Slovakia can hardly be expected to take an open stand against Putin’s proposal. The country’s transit pipelines, with their monumental transit capacity of more than 90 bcm annually (designed to take the flow from Ukraine onward into Europe), are already under-utilized because Gazprom itself under-utilizes Ukrainian pipelines—not yet by re-routing into bypasses, but because of depressed European demand. Some circles in Slovakia are fearful of losing further transit volumes if Russia shifts part of the flow from Ukrainian pipelines into South Stream. Those circles in Slovakia might therefore welcome the Kobryn-Velke Kapusany (Yamal-Europe Two) offer as reassuring to them, inasmuch as it promises undiminished transit volumes through Slovakia.

Thus, it is up to Poland to block Putin’s divide-and-rule proposal. Prime Minister Donald Tusk has practically precluded building this transit pipeline on Polish territory. He told the press that he had first found out from the press about the MOU’s signing, that “EuroPolGaz [which owns and operates the Yamal-Europe One pipeline and is jointly held by Gazprom and Polish state-owned PGNiG, with 48 percent of shares each] is not a Polish company,” and that Poland would not participate in any attempt to isolate Ukraine (Bloomberg, April 5; PAP, April 5, 8).

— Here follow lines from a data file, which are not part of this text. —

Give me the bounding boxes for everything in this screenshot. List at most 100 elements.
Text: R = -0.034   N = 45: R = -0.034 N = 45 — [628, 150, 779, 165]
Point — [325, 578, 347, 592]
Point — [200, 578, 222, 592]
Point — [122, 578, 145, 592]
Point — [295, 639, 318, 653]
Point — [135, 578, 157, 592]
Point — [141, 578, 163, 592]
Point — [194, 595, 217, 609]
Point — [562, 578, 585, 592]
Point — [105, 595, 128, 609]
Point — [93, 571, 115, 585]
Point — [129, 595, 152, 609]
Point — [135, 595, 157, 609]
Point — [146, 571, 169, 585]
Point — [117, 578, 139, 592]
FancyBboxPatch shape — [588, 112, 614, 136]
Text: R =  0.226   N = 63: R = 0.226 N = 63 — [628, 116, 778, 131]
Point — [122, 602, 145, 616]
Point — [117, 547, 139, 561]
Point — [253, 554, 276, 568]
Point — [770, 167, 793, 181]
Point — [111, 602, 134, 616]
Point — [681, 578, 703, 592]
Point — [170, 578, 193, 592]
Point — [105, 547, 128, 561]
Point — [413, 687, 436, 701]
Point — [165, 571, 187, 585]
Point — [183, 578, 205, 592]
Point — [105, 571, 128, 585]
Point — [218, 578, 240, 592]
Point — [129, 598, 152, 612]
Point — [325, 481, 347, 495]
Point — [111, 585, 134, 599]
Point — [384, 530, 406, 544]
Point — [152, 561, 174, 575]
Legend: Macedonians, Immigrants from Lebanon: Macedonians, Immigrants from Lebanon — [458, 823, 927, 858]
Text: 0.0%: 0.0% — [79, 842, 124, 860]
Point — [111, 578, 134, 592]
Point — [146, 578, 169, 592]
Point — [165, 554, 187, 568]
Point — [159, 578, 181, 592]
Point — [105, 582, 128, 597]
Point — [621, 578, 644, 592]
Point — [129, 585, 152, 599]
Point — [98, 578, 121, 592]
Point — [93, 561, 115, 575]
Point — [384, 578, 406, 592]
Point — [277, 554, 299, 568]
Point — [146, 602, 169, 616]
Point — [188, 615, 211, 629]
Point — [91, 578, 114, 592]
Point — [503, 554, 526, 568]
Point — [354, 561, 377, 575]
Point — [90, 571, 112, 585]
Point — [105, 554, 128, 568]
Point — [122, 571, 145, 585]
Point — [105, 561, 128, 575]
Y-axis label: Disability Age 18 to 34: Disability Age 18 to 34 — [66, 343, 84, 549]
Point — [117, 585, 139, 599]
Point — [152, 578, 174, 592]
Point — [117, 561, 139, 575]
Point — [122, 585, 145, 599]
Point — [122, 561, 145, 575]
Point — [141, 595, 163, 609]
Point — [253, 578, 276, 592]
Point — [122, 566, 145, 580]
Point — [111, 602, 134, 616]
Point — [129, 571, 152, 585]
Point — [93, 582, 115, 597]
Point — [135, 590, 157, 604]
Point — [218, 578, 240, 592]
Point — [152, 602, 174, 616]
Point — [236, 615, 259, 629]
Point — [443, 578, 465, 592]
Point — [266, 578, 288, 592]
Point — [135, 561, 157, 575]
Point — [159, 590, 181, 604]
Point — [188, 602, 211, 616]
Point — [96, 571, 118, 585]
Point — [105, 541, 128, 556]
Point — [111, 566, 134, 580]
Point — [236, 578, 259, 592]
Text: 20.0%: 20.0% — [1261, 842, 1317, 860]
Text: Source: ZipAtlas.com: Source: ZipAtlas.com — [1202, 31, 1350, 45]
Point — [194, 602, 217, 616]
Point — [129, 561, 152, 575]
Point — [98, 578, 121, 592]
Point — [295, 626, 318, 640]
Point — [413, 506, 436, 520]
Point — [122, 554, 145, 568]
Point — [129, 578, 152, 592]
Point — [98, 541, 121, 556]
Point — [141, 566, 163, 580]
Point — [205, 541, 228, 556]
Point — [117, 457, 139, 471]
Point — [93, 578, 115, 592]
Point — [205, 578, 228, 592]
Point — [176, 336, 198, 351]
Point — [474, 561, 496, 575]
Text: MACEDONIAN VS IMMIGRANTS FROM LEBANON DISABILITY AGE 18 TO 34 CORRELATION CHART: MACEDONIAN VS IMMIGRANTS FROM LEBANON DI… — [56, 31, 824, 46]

Treasury Minister Mikolaj Budzanowski (whose ministry oversees PGNiG), however, has sounded more nuanced in his multiple statements since April 3 on Moscow’s proposal. He has not ruled out implementing it in Poland, but has set conditions, to wit: any such pipeline should be built by a Polish state company; it should depend on the destination countries’ agreement with the gas volumes and price; and it should await the European Commission’s conclusion of its anti-monopoly investigation against Gazprom. Thus, it seems as if the Ukraine-bypass project is being taken under consideration (PAP, Dow Jones, Bloomberg, April 5, 8).

PGNiG CEO and EuroPolGaz deputy chair, Grazyna Piotrowska-Oliwa, has expressed considerable surprise at Gazprom’s publicity around this pipeline proposal. But that publicity was to be fully expected as part of Moscow’s orchestration of pressures on Ukraine. As an incidental effect, Moscow’s publicity has attracted unwanted critical attention to this project in Poland itself. Budzanowski and Piotrowska-Oliwa insist that an MOU is nonbinding and not necessarily followed by implementation of the project. Such answers are inadequate, however. Some MOUs are developed into binding agreements and implemented, some are not. The Polish government ought to reassure Ukraine that this one belongs in the latter category—particularly since it was signed by EuroPolGaz’s (“not a Polish company”?) CEO with Gazprom, in line with the latter’s interests, to the Polish government’s apparent surprise.